Which brings us to Captain America: The Winter Soldier, a state-of-the-art (or commerce) blunderbuss of digitally rendered aerial dogfights, kabooming fireballs, chase sequences, and battle scenes - and "serious" questions about the line where personal freedom and national security butt heads.
Sure, it's got Scarlett Johansson as the martial arts mistress and superspy Natasha Romanoff, slinked out in her Black Widow jumpsuit. And she and Steve "Cap" Rogers (the Popeye-biceped Chris Evans, back in the title role) get off some friction-force banter. Jackson, barking gruffly and conspiratorially, has a pivotal role: dispatching Captain America and the Black Widow on missions of utmost urgency, then getting gunned down (down, but is he out?) after an epic armored SUV chase on the streets of the capital.
Defrosted from his cryogenic deep-sleep at the end of 2011's World War II-set Captain America: The First Avenger, Steve Rogers finds himself in modern-day Washington, still trying to align his 1940s sense of what's-what with the head-spinning, pop-cult craziness of the new millennium. He's old-school in a new-school world, and his Boy Scout ethos doesn't sit right with drone strikes and cyber-snooping.

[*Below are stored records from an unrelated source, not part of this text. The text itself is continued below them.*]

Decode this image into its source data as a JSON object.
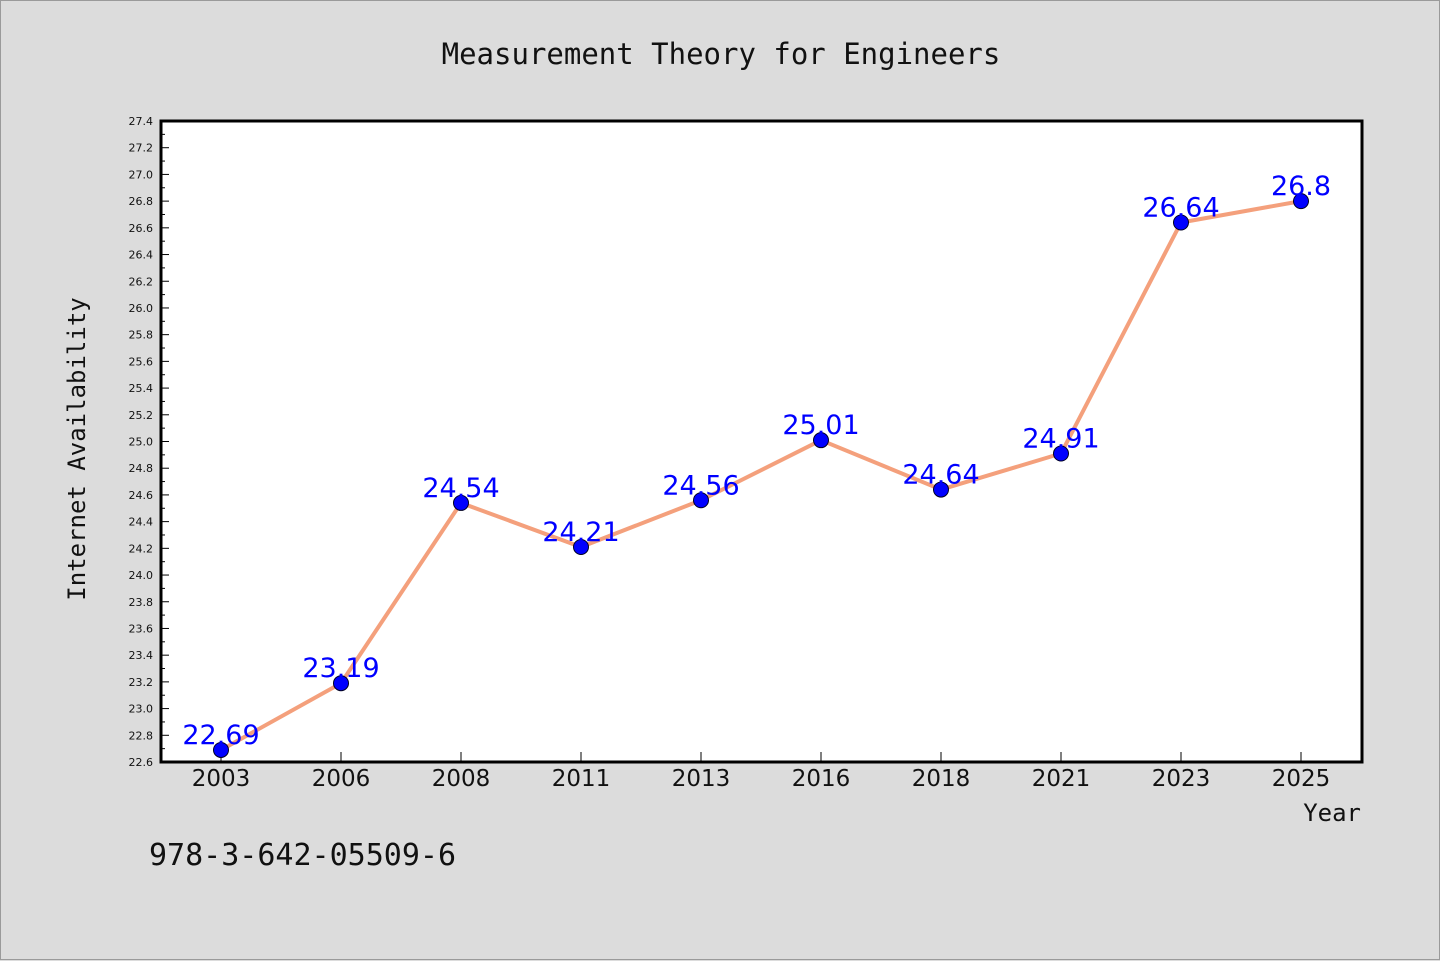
{
  "chart_data": {
    "type": "line",
    "title": "Measurement Theory for Engineers",
    "xlabel": "Year",
    "ylabel": "Internet Availability",
    "categories": [
      "2003",
      "2006",
      "2008",
      "2011",
      "2013",
      "2016",
      "2018",
      "2021",
      "2023",
      "2025"
    ],
    "series": [
      {
        "values": [
          22.69,
          23.19,
          24.54,
          24.21,
          24.56,
          25.01,
          24.64,
          24.91,
          26.64,
          26.8
        ],
        "labels": [
          "22.69",
          "23.19",
          "24.54",
          "24.21",
          "24.56",
          "25.01",
          "24.64",
          "24.91",
          "26.64",
          "26.8"
        ],
        "line_color": "#f4a07c",
        "marker_color": "#0000ff"
      }
    ],
    "ylim": [
      22.6,
      27.4
    ],
    "yticks": [
      "22.6",
      "22.8",
      "23.0",
      "23.2",
      "23.4",
      "23.6",
      "23.8",
      "24.0",
      "24.2",
      "24.4",
      "24.6",
      "24.8",
      "25.0",
      "25.2",
      "25.4",
      "25.6",
      "25.8",
      "26.0",
      "26.2",
      "26.4",
      "26.6",
      "26.8",
      "27.0",
      "27.2",
      "27.4"
    ],
    "grid": false,
    "legend": "none",
    "label_color": "#0000ff"
  },
  "footer": {
    "isbn": "978-3-642-05509-6"
  }
}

Natasha, a creature of the KGB, can shrug off such issues - perhaps. But not Robert Redford, that sun-burned icon of progressive liberalism, cast here as the government chieftain overseeing the ominous Project Insight and its highly weaponized "helicarrier" ships. The intrepid reporter of All the President's Men is now one of those men, wielding power in a most unconstitutional way.

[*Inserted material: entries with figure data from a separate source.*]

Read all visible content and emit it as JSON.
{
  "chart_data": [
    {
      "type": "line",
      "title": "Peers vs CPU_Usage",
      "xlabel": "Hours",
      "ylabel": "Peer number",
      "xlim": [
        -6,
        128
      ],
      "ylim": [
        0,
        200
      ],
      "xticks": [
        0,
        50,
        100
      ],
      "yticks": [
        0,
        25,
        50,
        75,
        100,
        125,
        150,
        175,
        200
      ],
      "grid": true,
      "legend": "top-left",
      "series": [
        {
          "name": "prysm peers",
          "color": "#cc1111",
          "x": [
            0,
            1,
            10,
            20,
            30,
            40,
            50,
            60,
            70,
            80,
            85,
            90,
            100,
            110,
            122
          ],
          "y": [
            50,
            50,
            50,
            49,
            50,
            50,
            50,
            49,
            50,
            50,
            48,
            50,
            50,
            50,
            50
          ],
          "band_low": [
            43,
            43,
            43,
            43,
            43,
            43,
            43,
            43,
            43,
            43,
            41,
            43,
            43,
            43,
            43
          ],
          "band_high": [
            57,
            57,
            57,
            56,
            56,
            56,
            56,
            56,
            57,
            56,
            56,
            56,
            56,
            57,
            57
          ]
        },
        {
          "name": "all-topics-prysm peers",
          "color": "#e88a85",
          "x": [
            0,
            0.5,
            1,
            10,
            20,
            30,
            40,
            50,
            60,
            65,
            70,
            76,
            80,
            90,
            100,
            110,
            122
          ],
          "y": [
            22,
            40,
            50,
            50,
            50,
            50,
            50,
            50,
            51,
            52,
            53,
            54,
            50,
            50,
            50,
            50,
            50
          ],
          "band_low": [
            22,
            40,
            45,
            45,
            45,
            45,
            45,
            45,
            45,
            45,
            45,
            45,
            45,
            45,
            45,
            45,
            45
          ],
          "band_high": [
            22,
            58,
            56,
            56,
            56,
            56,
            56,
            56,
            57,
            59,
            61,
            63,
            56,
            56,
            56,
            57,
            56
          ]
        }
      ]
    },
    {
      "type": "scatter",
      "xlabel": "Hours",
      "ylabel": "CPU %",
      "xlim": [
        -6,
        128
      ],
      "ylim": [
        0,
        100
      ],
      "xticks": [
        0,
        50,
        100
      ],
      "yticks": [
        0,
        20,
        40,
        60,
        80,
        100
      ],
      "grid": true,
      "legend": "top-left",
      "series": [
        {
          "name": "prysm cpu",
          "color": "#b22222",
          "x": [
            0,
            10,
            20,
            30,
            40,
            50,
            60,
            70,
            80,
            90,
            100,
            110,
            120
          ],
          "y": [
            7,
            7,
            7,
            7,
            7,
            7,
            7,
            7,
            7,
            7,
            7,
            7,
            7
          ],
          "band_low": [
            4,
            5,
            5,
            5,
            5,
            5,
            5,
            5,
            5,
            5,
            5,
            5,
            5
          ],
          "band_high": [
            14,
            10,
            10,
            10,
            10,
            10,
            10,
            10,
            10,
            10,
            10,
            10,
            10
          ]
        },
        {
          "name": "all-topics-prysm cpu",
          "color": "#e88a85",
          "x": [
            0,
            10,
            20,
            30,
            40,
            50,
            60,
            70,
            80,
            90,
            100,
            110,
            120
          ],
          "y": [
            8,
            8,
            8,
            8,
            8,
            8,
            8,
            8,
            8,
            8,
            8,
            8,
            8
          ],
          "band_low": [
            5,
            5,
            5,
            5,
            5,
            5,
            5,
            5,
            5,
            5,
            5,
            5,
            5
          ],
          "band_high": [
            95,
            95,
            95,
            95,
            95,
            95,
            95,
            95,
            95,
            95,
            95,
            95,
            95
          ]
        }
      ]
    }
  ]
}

The problem with Captain America: The Winter Soldier is that there's too much going on: the Marvel Universe stuff, the WikiLeaks-ish paranoia stuff, the video game-ish CG visual effects stuff, the epic John Woo-ish everybody-pointing-a-weapon-at-everybody-else face-off stuff.
When director siblings Anthony and Joe Russo get a couple of characters talking one-on-one - such as Evans' Steve Rogers and Anthony Mackie's Sam Wilson, who works with veterans and works his way into the battle sequences thanks to his wing-packed superhero alias, Falcon - the movie feels grounded in something human.
But the rest of the time - and there's a whole lot of that rest of the time - Captain America: The Winter Soldier has its boots on familiar, formulaic, Hollywood turf.
Directed by Anthony Russo and Joe Russo. With Chris Evans, Scarlett Johansson, Samuel L. Jackson, Robert Redford, Anthony Mackie. Distributed by Walt Disney.
Running time: 2 hours, 16 mins.
Parent's guide: PG-13 (action, violence, adult themes).